Excerpt from THE TUNNELS:
“So what do you think?”
Kelly looked up from her notes to find Morrow watching her, rocking back and forth on his heels with a half-smile.
“Not our guy.” She rubbed her eyes with a thumb and forefinger and suppressed a yawn.
“Told you. Long day, huh? Where’d they pull you in from?”
“Oh, right, the chicken guy. Nice work on that one.”
In my debut thriller THE TUNNELS, I made this oblique reference to FBI Special Agent Kelly Jones’s previous case. Over the years I’ve received several emails from readers curious to hear more about “The Chicken Guy” (although as we here at The Kill Zone know, by all rights that title belongs to Mr. John Ramsey Miller, who is currently breeding a chicken army for world conquest).
So when it came time to submit a story for our anthology, I thought this would be great material to mine.
I’ve probably only composed a few dozen short stories total over the course of my writing career. With this one, I decided to focus on a single setting, the scene that would mark the climax if it were a full novel. I wanted to write something that was almost pure action, where you really got to see Kelly do what she does best.
I enjoyed exploring my heroine through a prequel. Part of the story laid the groundwork for crises she’d face down the line, tests of her moral code that over the course of my series have become increasingly challenge for her to pass. Hints of that popped up as I was writing The Chicken Guy. Knowing where she ends up made it much easier to figure out where she started.
As I was editing, I caught myself wondering if I would have written the story the same way if I’d tackled it immediately before writing THE TUNNELS. And as I’m putting the finishing touches on my fourth novel featuring the same characters, I was struck by how much Kelly in particular had been forced to change. What I love about writing a series (and about watching a well-made TV series, as opposed to a film) is that it enables a much greater story arc. A character grapples with different challenges in each book, challenges that shape how they’ll act when faced with new situations down the line. I’ve put Kelly through the wringer over the course of these four books. She’s emerged far more damaged than when she started, but in a way stronger than she was at the outset. It was interesting for me to look back on her through this lens, to see how far she’s come in so many ways.

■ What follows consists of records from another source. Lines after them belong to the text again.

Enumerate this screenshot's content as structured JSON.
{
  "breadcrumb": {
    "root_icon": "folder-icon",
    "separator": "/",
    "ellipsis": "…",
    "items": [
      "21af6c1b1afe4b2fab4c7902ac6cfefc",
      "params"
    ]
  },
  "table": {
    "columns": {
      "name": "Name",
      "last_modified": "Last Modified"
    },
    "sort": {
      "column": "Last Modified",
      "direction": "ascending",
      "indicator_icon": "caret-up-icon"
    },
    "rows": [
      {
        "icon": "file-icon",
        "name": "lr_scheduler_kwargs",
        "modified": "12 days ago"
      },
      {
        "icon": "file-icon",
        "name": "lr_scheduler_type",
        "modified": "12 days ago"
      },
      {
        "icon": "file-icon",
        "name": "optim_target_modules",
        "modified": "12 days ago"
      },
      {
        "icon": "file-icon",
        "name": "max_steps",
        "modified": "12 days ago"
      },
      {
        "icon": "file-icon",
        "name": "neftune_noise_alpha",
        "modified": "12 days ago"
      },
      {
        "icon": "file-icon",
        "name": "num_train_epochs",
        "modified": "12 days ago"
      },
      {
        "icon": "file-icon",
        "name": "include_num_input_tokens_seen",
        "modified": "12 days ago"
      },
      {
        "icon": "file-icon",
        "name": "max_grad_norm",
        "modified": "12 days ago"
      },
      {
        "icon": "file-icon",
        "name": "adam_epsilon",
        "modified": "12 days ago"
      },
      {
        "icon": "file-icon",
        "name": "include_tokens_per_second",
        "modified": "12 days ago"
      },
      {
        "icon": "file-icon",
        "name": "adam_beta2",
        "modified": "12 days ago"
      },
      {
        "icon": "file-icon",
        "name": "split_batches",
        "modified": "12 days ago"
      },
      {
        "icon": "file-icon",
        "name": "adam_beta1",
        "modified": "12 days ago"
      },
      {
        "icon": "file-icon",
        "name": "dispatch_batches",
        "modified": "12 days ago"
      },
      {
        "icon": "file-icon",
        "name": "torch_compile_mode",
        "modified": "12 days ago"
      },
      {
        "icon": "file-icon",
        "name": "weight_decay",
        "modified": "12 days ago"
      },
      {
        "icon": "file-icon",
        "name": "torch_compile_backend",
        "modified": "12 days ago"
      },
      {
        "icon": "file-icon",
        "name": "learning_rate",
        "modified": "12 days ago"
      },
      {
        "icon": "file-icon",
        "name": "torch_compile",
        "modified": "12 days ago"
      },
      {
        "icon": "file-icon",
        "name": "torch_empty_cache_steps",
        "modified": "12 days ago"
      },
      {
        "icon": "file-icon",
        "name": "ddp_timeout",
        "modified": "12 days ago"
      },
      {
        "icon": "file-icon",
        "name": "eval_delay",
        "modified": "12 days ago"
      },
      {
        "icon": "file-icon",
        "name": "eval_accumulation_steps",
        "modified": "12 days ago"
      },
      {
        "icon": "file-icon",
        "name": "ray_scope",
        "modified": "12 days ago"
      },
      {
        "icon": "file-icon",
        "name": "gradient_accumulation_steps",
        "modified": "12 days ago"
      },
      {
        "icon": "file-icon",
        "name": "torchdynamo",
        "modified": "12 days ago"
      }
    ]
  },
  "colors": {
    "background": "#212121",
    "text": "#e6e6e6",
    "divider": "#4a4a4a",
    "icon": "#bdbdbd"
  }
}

We’re discussing assembling another anthology later in the year. For that one, I’m toying with the idea of delving further into the life of a more minor character from the series, one I haven’t had the opportunity to really explore. What I’ve discovered through this process is that short stories can be a great tool for character development, a chance to see how a tangential story line can have an impact. As Joe said, this is a great format to do that kind of exploration.